Rather than our usual Privacy Monday “bits and bytes,” we have a breaking story relating to the ongoing Wyndham/FTC saga.

Today, Wyndham Worldwide Corp. lost a critical round in the Third Circuit.   Anticipated since April, 2014, the three-judge panel upheld U.S. District Judge Esther Salas’ ruling that the Federal Trade Commission (FTC) has the authority under the “unfairness” prong of Section 5 of the FTC Act to bring suit against companies over data security practices.
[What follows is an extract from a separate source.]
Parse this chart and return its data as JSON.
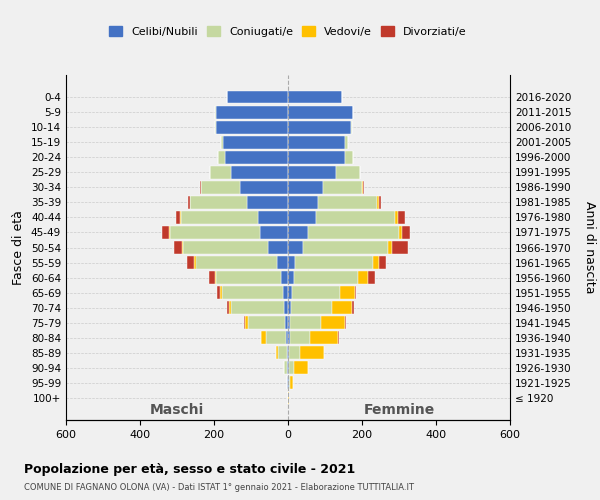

For all the background leading up to today’s ruling, we send you back to our April 2014 post  summarizing Judge Salas’ ruling and a recap of the entire case history, going back to June 2012 when the FTC filed its complaint.  The FTC originally alleged that Wyndham had engaged both in unfair and deceptive business practices in violation of Section 5 by failing to maintain reasonable and appropriate security measures.  The alleged security failures led to at least three data breaches between April 2001 and January 2010, exposing consumer data and payment card account numbers.  Wyndham has been fighting back all along the way, using this case to oppose the FTC’s authority and claiming that the agency exceeded statutory powers.

The appeals court said that Wyndham “cannot argue it was entitled to know with ascertainable certainty the cybersecurity standards by which the FTC expected it to conform….[T]he company can only claim that it lacked fair notice of the meaning of the statute itself — a theory it did not meaningfully raise and that we strongly suspect would be unpersuasive under the facts.”

This precedential opinion squarely rejects Wyndham’s argument that the FTC exceeded its statutory authority and Congress never intended for the commission to be able to use its Section 5 powers to police “failures to institute voluntary industry best practices” and virtually ensures the position of the FTC as “top cop” for data privacy and security regulation.